Nearing his 33rd birthday, James Milner is still producing match-winning performances for Liverpool, with the midfielder’s change in sleeping patterns key.
Milner was one of the standouts in the Reds’ 4-0 victory at home to West Ham on the opening day of the season, tireless in his duties in the middle of the park.
Operating in one of the most demanding systems in world football under Jurgen Klopp, the No. 7’s influence could have been expected to wane in recent years.
This can be, at least partially, attributed to the influence of sleep expert Nick Littlehales, who first broke into the world of football in the mid-90s, with a letter to Sir Alex Ferguson.
This month’s issue of FourFourTwo tells the story of Littlehales’ journey from mattress salesman to consultant for the likes of Liverpool, with the squad required to update an app every morning on their quality of sleep.
Littlehales came in contact with Milner during the veteran’s time at Man City, and explained how he helped turned around his damaging sleeping habits after European nights:
“James would play at 7.45pm and not get back until 1am, and he’d still be wired from the game.
“He would end up staying downstairs, playing on his Xbox until the early hours.
“He’d get towards feeling knackered enough and fall asleep on the sofa or go to bed.
“There’d be no training the following day, so he’d be waking up mid-morning, which meant he was completely out of sync.”
The solution for those late night games was to shift Milner’s sleeping time to 2am, while retaining his usual 6.30am wake-up time:
“Humans sleep in cycles of 90 minutes, so he was getting three in before he woke up.

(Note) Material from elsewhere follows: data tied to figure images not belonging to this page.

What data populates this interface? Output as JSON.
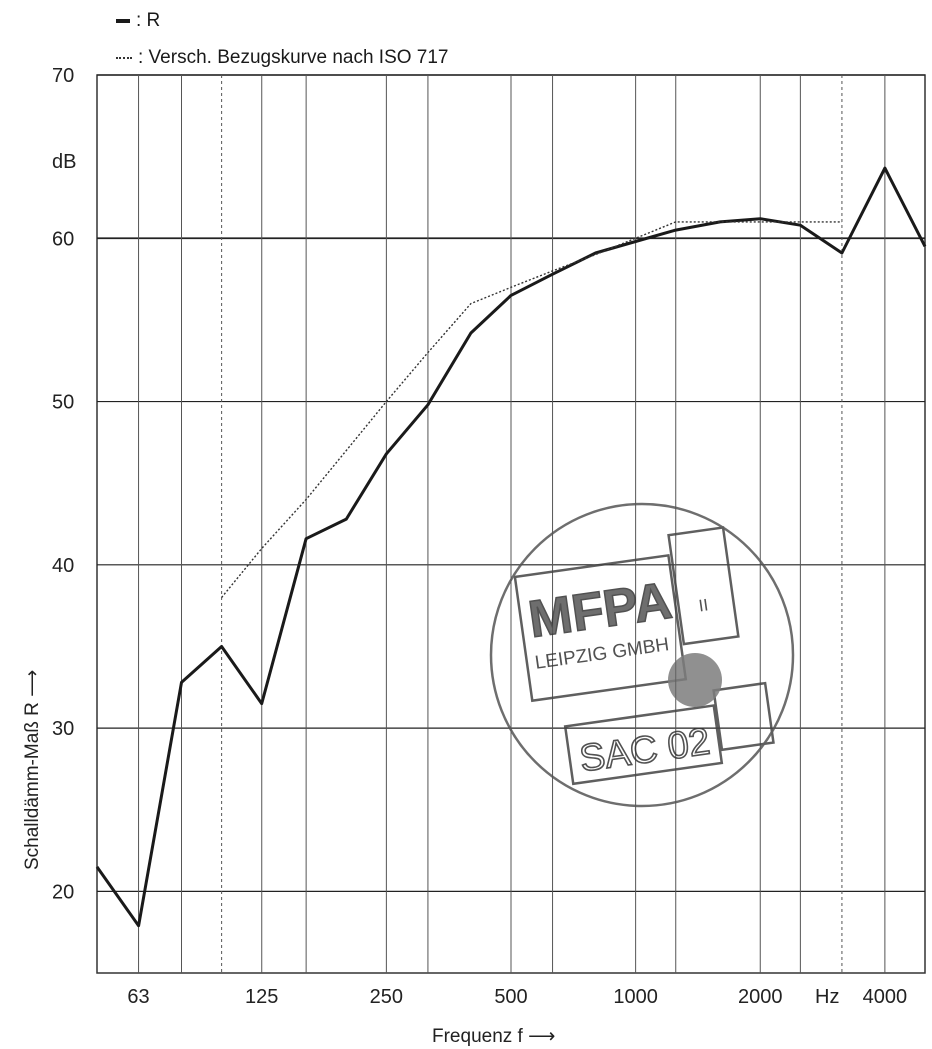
{
  "legend": {
    "series1": ": R",
    "series2": ": Versch. Bezugskurve nach ISO 717"
  },
  "stamp": {
    "org": "MFPA",
    "city": "LEIPZIG GMBH",
    "dept": "II",
    "code": "SAC 02"
  },
  "chart_data": {
    "type": "line",
    "xscale": "log",
    "xlabel": "Frequenz f ⟶",
    "ylabel": "Schalldämm-Maß R ⟶",
    "ylim": [
      15,
      70
    ],
    "xlim": [
      50,
      5000
    ],
    "y_unit_label": "dB",
    "x_unit_label": "Hz",
    "yticks": [
      20,
      30,
      40,
      50,
      60,
      70
    ],
    "xticks": [
      {
        "value": 63,
        "label": "63"
      },
      {
        "value": 125,
        "label": "125"
      },
      {
        "value": 250,
        "label": "250"
      },
      {
        "value": 500,
        "label": "500"
      },
      {
        "value": 1000,
        "label": "1000"
      },
      {
        "value": 2000,
        "label": "2000"
      },
      {
        "value": 4000,
        "label": "4000"
      }
    ],
    "series": [
      {
        "name": "R",
        "style": "solid",
        "color": "#1a1a1a",
        "x": [
          50,
          63,
          80,
          100,
          125,
          160,
          200,
          250,
          315,
          400,
          500,
          630,
          800,
          1000,
          1250,
          1600,
          2000,
          2500,
          3150,
          4000,
          5000
        ],
        "y": [
          21.5,
          17.9,
          32.8,
          35.0,
          31.5,
          41.6,
          42.8,
          46.8,
          49.8,
          54.2,
          56.5,
          57.8,
          59.1,
          59.8,
          60.5,
          61.0,
          61.2,
          60.8,
          59.1,
          64.3,
          59.5
        ]
      },
      {
        "name": "Versch. Bezugskurve nach ISO 717",
        "style": "dotted",
        "color": "#333333",
        "x": [
          100,
          125,
          160,
          200,
          250,
          315,
          400,
          500,
          630,
          800,
          1000,
          1250,
          1600,
          2000,
          2500,
          3150
        ],
        "y": [
          38,
          41,
          44,
          47,
          50,
          53,
          56,
          57,
          58,
          59,
          60,
          61,
          61,
          61,
          61,
          61
        ]
      }
    ],
    "grid": true,
    "minor_x_gridlines_dashed": [
      100,
      3150
    ]
  }
}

“If he was still tired, he could top up with a nap between either 1pm and 3pm or 5pm and 7pm, when the body’s energy levels dip.

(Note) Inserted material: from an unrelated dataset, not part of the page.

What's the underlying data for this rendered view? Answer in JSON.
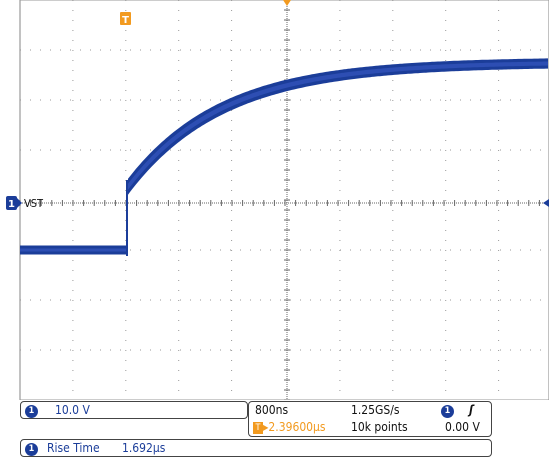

“This made sure he wasn’t fatigued, and also kept to his normal wake-up routine.”
Milner’s professionalism, flexibility and incredible natural fitness are all key factors behind his longevity, but as an ESPN study into the form of NBA players in 2016 proves, sleep is also crucial.

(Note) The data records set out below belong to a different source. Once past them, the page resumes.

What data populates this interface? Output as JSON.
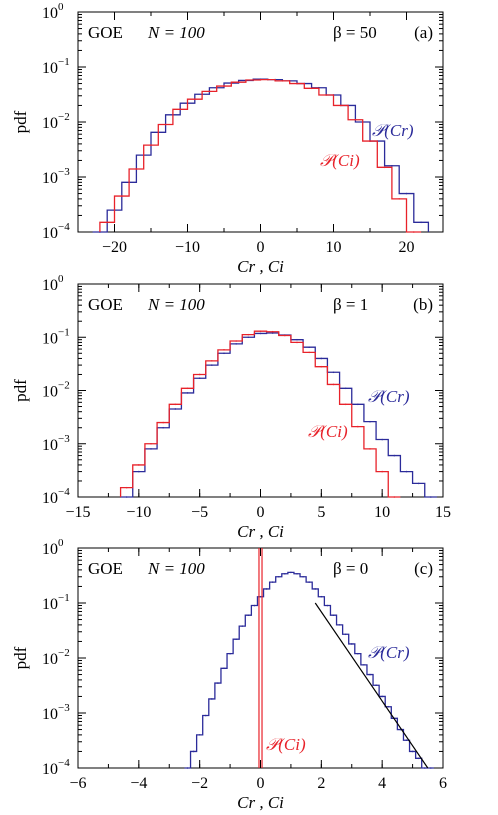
{
  "colors": {
    "blue": "#2b2b9a",
    "red": "#e8222a",
    "black": "#000000"
  },
  "chart_data": [
    {
      "type": "line",
      "panel": "(a)",
      "ensemble": "GOE",
      "n_label": "N = 100",
      "beta_label": "β = 50",
      "xlabel": "Cr , Ci",
      "ylabel": "pdf",
      "yscale": "log",
      "xlim": [
        -25,
        25
      ],
      "ylim": [
        0.0001,
        1
      ],
      "xticks": [
        -20,
        -10,
        0,
        10,
        20
      ],
      "xtick_labels": [
        "−20",
        "−10",
        "0",
        "10",
        "20"
      ],
      "ytick_labels": [
        "10",
        "10",
        "10",
        "10",
        "10"
      ],
      "ytick_exps": [
        "0",
        "−1",
        "−2",
        "−3",
        "−4"
      ],
      "series": [
        {
          "name": "𝒫(Cr)",
          "color": "#2b2b9a",
          "x": [
            -22,
            -20,
            -18,
            -16,
            -14,
            -12,
            -10,
            -8,
            -6,
            -4,
            -2,
            0,
            2,
            4,
            6,
            8,
            10,
            12,
            14,
            16,
            18,
            20,
            22
          ],
          "y": [
            0.0001,
            0.00025,
            0.0008,
            0.0025,
            0.0065,
            0.0135,
            0.022,
            0.032,
            0.042,
            0.051,
            0.057,
            0.06,
            0.059,
            0.056,
            0.05,
            0.042,
            0.031,
            0.02,
            0.01,
            0.0045,
            0.0016,
            0.0005,
            0.00015
          ]
        },
        {
          "name": "𝒫(Ci)",
          "color": "#e8222a",
          "x": [
            -21,
            -19,
            -17,
            -15,
            -13,
            -11,
            -9,
            -7,
            -5,
            -3,
            -1,
            1,
            3,
            5,
            7,
            9,
            11,
            13,
            15,
            17,
            19,
            21
          ],
          "y": [
            0.00015,
            0.00045,
            0.0014,
            0.0038,
            0.009,
            0.017,
            0.026,
            0.036,
            0.045,
            0.053,
            0.058,
            0.059,
            0.056,
            0.05,
            0.041,
            0.031,
            0.02,
            0.011,
            0.0045,
            0.0015,
            0.0004,
            0.0001
          ]
        }
      ]
    },
    {
      "type": "line",
      "panel": "(b)",
      "ensemble": "GOE",
      "n_label": "N = 100",
      "beta_label": "β = 1",
      "xlabel": "Cr , Ci",
      "ylabel": "pdf",
      "yscale": "log",
      "xlim": [
        -15,
        15
      ],
      "ylim": [
        0.0001,
        1
      ],
      "xticks": [
        -15,
        -10,
        -5,
        0,
        5,
        10,
        15
      ],
      "xtick_labels": [
        "−15",
        "−10",
        "−5",
        "0",
        "5",
        "10",
        "15"
      ],
      "ytick_labels": [
        "10",
        "10",
        "10",
        "10",
        "10"
      ],
      "ytick_exps": [
        "0",
        "−1",
        "−2",
        "−3",
        "−4"
      ],
      "series": [
        {
          "name": "𝒫(Cr)",
          "color": "#2b2b9a",
          "x": [
            -11,
            -10,
            -9,
            -8,
            -7,
            -6,
            -5,
            -4,
            -3,
            -2,
            -1,
            0,
            1,
            2,
            3,
            4,
            5,
            6,
            7,
            8,
            9,
            10,
            11,
            12,
            13,
            14
          ],
          "y": [
            0.0001,
            0.0003,
            0.0008,
            0.002,
            0.0045,
            0.009,
            0.017,
            0.03,
            0.05,
            0.075,
            0.1,
            0.118,
            0.12,
            0.11,
            0.09,
            0.065,
            0.04,
            0.022,
            0.011,
            0.0055,
            0.0026,
            0.0012,
            0.0006,
            0.0003,
            0.00018,
            0.0001
          ]
        },
        {
          "name": "𝒫(Ci)",
          "color": "#e8222a",
          "x": [
            -11,
            -10,
            -9,
            -8,
            -7,
            -6,
            -5,
            -4,
            -3,
            -2,
            -1,
            0,
            1,
            2,
            3,
            4,
            5,
            6,
            7,
            8,
            9,
            10,
            11
          ],
          "y": [
            0.00015,
            0.0004,
            0.001,
            0.0025,
            0.0055,
            0.011,
            0.02,
            0.036,
            0.058,
            0.085,
            0.112,
            0.13,
            0.127,
            0.108,
            0.08,
            0.052,
            0.028,
            0.013,
            0.0055,
            0.0021,
            0.0008,
            0.0003,
            0.0001
          ]
        }
      ]
    },
    {
      "type": "line",
      "panel": "(c)",
      "ensemble": "GOE",
      "n_label": "N = 100",
      "beta_label": "β = 0",
      "xlabel": "Cr , Ci",
      "ylabel": "pdf",
      "yscale": "log",
      "xlim": [
        -6,
        6
      ],
      "ylim": [
        0.0001,
        1
      ],
      "xticks": [
        -6,
        -4,
        -2,
        0,
        2,
        4,
        6
      ],
      "xtick_labels": [
        "−6",
        "−4",
        "−2",
        "0",
        "2",
        "4",
        "6"
      ],
      "ytick_labels": [
        "10",
        "10",
        "10",
        "10",
        "10"
      ],
      "ytick_exps": [
        "0",
        "−1",
        "−2",
        "−3",
        "−4"
      ],
      "series": [
        {
          "name": "𝒫(Cr)",
          "color": "#2b2b9a",
          "x": [
            -2.4,
            -2.2,
            -2,
            -1.8,
            -1.6,
            -1.4,
            -1.2,
            -1,
            -0.8,
            -0.6,
            -0.4,
            -0.2,
            0,
            0.2,
            0.4,
            0.6,
            0.8,
            1,
            1.2,
            1.4,
            1.6,
            1.8,
            2,
            2.2,
            2.4,
            2.6,
            2.8,
            3,
            3.2,
            3.4,
            3.6,
            3.8,
            4,
            4.2,
            4.4,
            4.6,
            4.8,
            5,
            5.2,
            5.4,
            5.6
          ],
          "y": [
            0.0001,
            0.0002,
            0.0004,
            0.0009,
            0.0018,
            0.0035,
            0.0065,
            0.012,
            0.022,
            0.038,
            0.06,
            0.09,
            0.13,
            0.18,
            0.24,
            0.3,
            0.34,
            0.36,
            0.34,
            0.3,
            0.24,
            0.18,
            0.13,
            0.09,
            0.06,
            0.04,
            0.027,
            0.018,
            0.012,
            0.0075,
            0.005,
            0.0032,
            0.002,
            0.0013,
            0.0008,
            0.0005,
            0.00032,
            0.0002,
            0.00015,
            0.0001,
            0.0001
          ]
        },
        {
          "name": "𝒫(Ci)",
          "color": "#e8222a",
          "x": [
            -0.05,
            0.05
          ],
          "y": [
            1,
            1
          ],
          "note": "delta peak at Ci = 0"
        },
        {
          "name": "",
          "color": "#000000",
          "x": [
            1.8,
            5.5
          ],
          "y": [
            0.1,
            0.0001
          ],
          "style": "straight line"
        }
      ]
    }
  ]
}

Cheri Mah’s findings deduced that “those who had upped their sleep by an average of 110 minutes, so they slept for 8-10 hours per night, boosted their shot accuracy by nine percent and improved their time on a 282-foot sprint drill by 0.7 seconds.”
“It was an improvement in performances comparable with the effects of doping,” FourFourTwo‘s Alec Fenn writes, “except it was legal.”
During his time at Liverpool, Raheem Sterling came under widespread scrutiny in 2014 when he asked then-England manager Roy Hodgson to rest him for a clash with Estonia due to fatigue.
This, according to Littlehales, was a watershed moment in terms of research into sleeping patterns:
“He told Roy Hodgson that he was knackered and people criticised him for that, but people are now beginning to realise the impact of sleep on performance.
“Being tired and getting by on only six hours’ sleep used to be a badge of honour, but we have studies that show the dangers of sleep deprivation.
“Players have to be educated on that. It’s OK to be tired, but let’s try to fix it.”
Rest is clearly an integral factor in a player’s performance and recovery, and as Milner begins his 17th season as a senior professional, he will certainly cherish a good night’s sleep.